For after that in the wisdom of God the world by wisdom knew not God, it pleased God by the foolishness of preaching to save them that believe. For the Jews require a sign, and the Greeks seek after wisdom: But we preach Christ crucified, unto the Jews a stumblingblock, and unto the Greeks foolishness; But unto them which are called, both Jews and Greeks, Christ the power of God, and the wisdom of God. Because the foolishness of God is wiser than men; and the weakness of God is stronger than men. For ye see your calling, brethren, how that not many wise men after the flesh, not many mighty, not many noble, are called: But God hath chosen the foolish things of the world to confound the wise; and God hath chosen the weak things of the world to confound the things which are mighty; And base things of the world, and things which are despised, hath God chosen, yea, and things which are not, to bring to nought things that are: That no flesh should glory in his presence. But of him are ye in Christ Jesus, who of God is made unto us wisdom, and righteousness, and sanctification, and redemption: That, according as it is written, He that glorieth, let him glory in the Lord. (1 Corinthians 1:21-31)

The sustaining vision is for the whole of the Christian life. This includes our worship. The Lord’s Supper is one place, of many, where we preach that Gospel. We hold forth the vision of Christ and Him crucified, as Paul said,

For as often as ye eat this bread, and drink this cup, ye do shew the Lord’s death till he come. (1 Corinthians 11:26)
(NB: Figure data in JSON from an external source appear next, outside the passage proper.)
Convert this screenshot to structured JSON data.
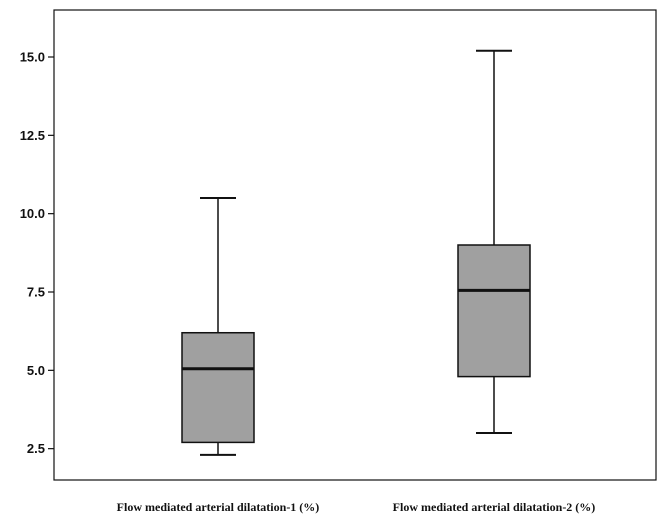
{
  "chart_data": {
    "type": "boxplot",
    "title": "",
    "xlabel": "",
    "ylabel": "",
    "ylim": [
      1.5,
      16.5
    ],
    "yticks": [
      2.5,
      5.0,
      7.5,
      10.0,
      12.5,
      15.0
    ],
    "ytick_labels": [
      "2.5",
      "5.0",
      "7.5",
      "10.0",
      "12.5",
      "15.0"
    ],
    "grid": false,
    "legend": "none",
    "categories": [
      "Flow mediated arterial dilatation-1 (%)",
      "Flow mediated arterial dilatation-2 (%)"
    ],
    "boxes": [
      {
        "min": 2.3,
        "q1": 2.7,
        "median": 5.05,
        "q3": 6.2,
        "max": 10.5
      },
      {
        "min": 3.0,
        "q1": 4.8,
        "median": 7.55,
        "q3": 9.0,
        "max": 15.2
      }
    ],
    "colors": {
      "box_fill": "#a0a0a0",
      "line": "#111111"
    }
  }
}
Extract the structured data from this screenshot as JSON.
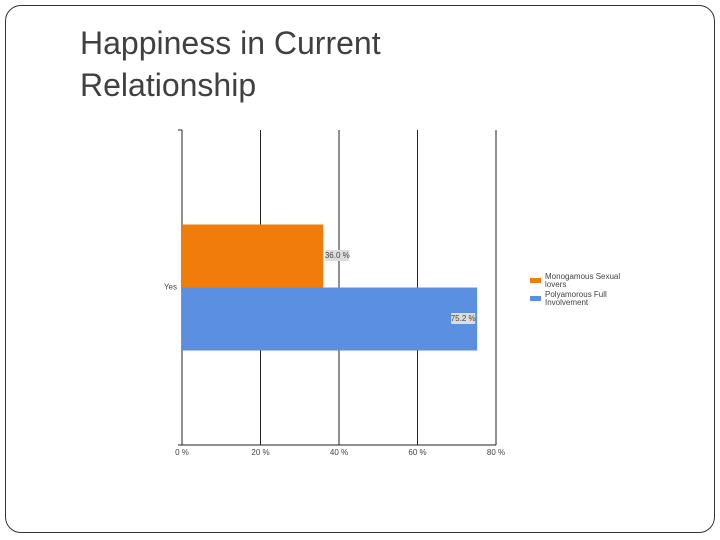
{
  "chart_data": {
    "type": "barh",
    "title": "Happiness in Current Relationship",
    "categories": [
      "Yes"
    ],
    "series": [
      {
        "name": "Monogamous Sexual lovers",
        "color": "#f07d0a",
        "values": [
          36
        ],
        "value_labels": [
          "36.0 %"
        ]
      },
      {
        "name": "Polyamorous Full Involvement",
        "color": "#5b8fe0",
        "values": [
          75.2
        ],
        "value_labels": [
          "75.2 %"
        ]
      }
    ],
    "xlim": [
      0,
      80
    ],
    "xticks": [
      {
        "value": 0,
        "label": "0 %"
      },
      {
        "value": 20,
        "label": "20 %"
      },
      {
        "value": 40,
        "label": "40 %"
      },
      {
        "value": 60,
        "label": "60 %"
      },
      {
        "value": 80,
        "label": "80 %"
      }
    ],
    "grid": true,
    "legend": "right"
  }
}
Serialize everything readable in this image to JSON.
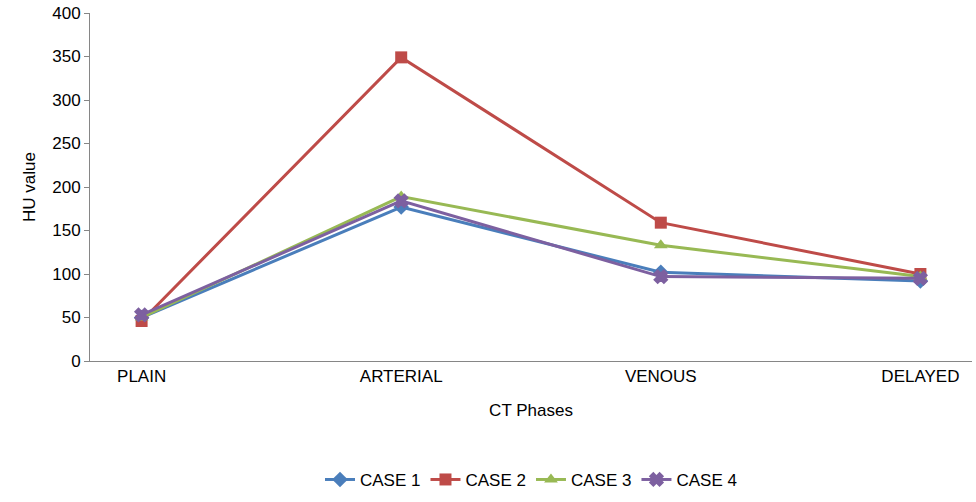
{
  "chart_data": {
    "type": "line",
    "x_label": "CT Phases",
    "y_label": "HU value",
    "categories": [
      "PLAIN",
      "ARTERIAL",
      "VENOUS",
      "DELAYED"
    ],
    "series": [
      {
        "name": "CASE 1",
        "color": "#4a7ebb",
        "marker": "diamond",
        "values": [
          50,
          177,
          102,
          92
        ]
      },
      {
        "name": "CASE 2",
        "color": "#be4b48",
        "marker": "square",
        "values": [
          46,
          349,
          159,
          100
        ]
      },
      {
        "name": "CASE 3",
        "color": "#98b954",
        "marker": "triangle",
        "values": [
          50,
          189,
          133,
          97
        ]
      },
      {
        "name": "CASE 4",
        "color": "#7d60a0",
        "marker": "x",
        "values": [
          53,
          184,
          97,
          95
        ]
      }
    ],
    "ylim": [
      0,
      400
    ],
    "yticks": [
      0,
      50,
      100,
      150,
      200,
      250,
      300,
      350,
      400
    ],
    "grid": false,
    "legend": "bottom"
  }
}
God has been pleased that we should, in our celebration of the Lord’s Supper, hold forth the sustaining vision of the mystery of godliness. As we eat of the broken bread, and drink from the cup, we present to ourselves, to any who may be visiting, to the whole world, and to principalities and powers in Heavenly places, the sustaining vision of the Lord Jesus Christ. At the Lord’s Supper we have our attention directed to Christ Jesus. There by eating of the bread and drinking of the cup we preach, proclaim, announce His death until He returns. We have no other subject or object before us than Jesus,

But we see Jesus, who was made a little lower than the angels for the suffering of death, crowned with glory and honour; that he by the grace of God should taste death for every man.
(Hebrews 2:9)

Here, celebrating the Lord’s Supper, the Church, “… which is the church of the living God, the pillar and ground of the truth … (1 Timothy 3:15), is fulfilling the plan and intent God in Christ set for us in His determinate counsel and foreknowledge (Acts 2:23), when He created this simple feast and gave it to us. This is His good pleasure that it should be so, and it is a reason why we say the Lord’s Supper is God’s work and that we should prefer nothing in its place.